AMD still hasn’t officially confirmed the existence of Strix Halo, but that’s okay, because leaks certainly have. The latest information comes to us by way of regular leaker Everest (known as @Olrak29_ on Xwitter) who spotted some interesting entries in some NBD shipping manifests—rapidly becoming a regular source of pre-release information.
The specific entries found by Everest are the ones above and the ones below. The ones above are the most interesting; they are for test boards sporting “FP11” sockets known as “Maple Rev.B”. We can reasonably assume that these must be for Strix Halo considering the rated 120W power and the massive amounts of onboard memory: 32GB, 64GB, and a whopping 128GB of shared LPDDR5X SDRAM.
Indeed, Strix Halo is expected to use soldered-on LPDDR5X memory running at up to 8533 MT/s, and that’s why these test boards include specific memory capacities. As for why so much, it’s because of that double-wide 256-bit memory interface, and the fact that it’s shared between CPUs and GPU. Such a memory bus is mandatory to support the massive 40-CU GPU; going purely off specs, that graphics part could offer better graphics performance than a Radeon RX 6750 XT—absolutely incredible for an integrated GPU.

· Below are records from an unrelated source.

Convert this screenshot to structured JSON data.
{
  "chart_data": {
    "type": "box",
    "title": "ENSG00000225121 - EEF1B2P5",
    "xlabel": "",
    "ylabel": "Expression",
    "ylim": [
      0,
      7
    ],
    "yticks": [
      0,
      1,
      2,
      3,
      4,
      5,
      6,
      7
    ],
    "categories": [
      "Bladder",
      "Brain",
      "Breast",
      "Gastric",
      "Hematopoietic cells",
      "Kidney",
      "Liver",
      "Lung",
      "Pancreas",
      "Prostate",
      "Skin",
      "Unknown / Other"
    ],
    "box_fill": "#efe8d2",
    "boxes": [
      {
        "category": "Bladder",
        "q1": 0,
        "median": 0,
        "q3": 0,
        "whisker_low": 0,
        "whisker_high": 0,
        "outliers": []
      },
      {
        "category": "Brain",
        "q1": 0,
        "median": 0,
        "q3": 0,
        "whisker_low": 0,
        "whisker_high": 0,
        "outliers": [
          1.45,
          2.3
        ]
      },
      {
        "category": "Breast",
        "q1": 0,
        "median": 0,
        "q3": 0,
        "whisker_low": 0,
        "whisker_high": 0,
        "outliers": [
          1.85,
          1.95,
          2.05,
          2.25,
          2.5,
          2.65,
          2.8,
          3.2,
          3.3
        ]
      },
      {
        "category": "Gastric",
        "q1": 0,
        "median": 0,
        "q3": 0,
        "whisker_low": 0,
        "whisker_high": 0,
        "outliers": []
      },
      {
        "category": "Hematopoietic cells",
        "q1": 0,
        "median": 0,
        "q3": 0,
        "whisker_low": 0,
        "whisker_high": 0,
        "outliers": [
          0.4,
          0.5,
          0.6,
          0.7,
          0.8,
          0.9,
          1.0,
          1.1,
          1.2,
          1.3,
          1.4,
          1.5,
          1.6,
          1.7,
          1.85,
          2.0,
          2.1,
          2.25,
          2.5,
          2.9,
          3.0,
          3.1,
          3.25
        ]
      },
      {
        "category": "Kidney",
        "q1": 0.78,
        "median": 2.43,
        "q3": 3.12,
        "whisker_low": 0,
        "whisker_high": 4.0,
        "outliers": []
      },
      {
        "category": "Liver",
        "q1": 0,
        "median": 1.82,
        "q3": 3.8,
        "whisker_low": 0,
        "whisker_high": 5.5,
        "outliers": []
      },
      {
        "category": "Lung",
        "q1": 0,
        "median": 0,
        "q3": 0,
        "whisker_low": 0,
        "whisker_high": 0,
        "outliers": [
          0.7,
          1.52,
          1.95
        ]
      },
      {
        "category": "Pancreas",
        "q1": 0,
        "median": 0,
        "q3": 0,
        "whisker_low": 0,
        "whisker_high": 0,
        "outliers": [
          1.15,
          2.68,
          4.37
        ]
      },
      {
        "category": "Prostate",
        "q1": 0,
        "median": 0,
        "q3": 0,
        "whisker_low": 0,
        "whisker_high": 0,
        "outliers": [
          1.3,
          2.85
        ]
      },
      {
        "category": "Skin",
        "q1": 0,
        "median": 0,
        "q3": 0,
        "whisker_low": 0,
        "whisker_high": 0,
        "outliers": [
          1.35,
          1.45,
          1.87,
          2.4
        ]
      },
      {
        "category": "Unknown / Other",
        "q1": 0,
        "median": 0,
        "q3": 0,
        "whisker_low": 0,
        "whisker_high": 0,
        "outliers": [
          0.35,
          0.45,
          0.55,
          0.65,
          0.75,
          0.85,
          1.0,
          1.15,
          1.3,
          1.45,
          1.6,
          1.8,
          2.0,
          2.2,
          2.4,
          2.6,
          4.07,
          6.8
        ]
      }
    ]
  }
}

The other shipping manifest entry seems to be for ‘Strix Point’ Ryzen AI processors just like the already-announced Ryzen AI 9 family, except that these are “PRO” models meant for OEMs to build business PCs around. The curious part of this snippet is that it includes “Ryzen AI 7” CPUs; AMD hasn’t announced any Strix Point processors in any tier below “9”, so this serves as confirmation that those parts are coming—not that we really ever doubted that.
Assuming the rumors are even slightly accurate, ‘Strix Halo’ is set to be an absolute monster of a processor. Leakers have said that the cIOD will be more similar to the central “GCD” of a Radeon GPU than previous Ryzen I/O dice, while the dual eight-core Zen 5 CCDs will be the same ones used for desktop Ryzen and EPYC processors. That means a full 32MB of L3 cache for each CCD rather than the 16MB available on Strix Point.
All told, this part is more like a console chip than a laptop CPU, and it’s difficult to imagine such a big chip being limited to laptops. Hopefully we hear something official from AMD about them soon.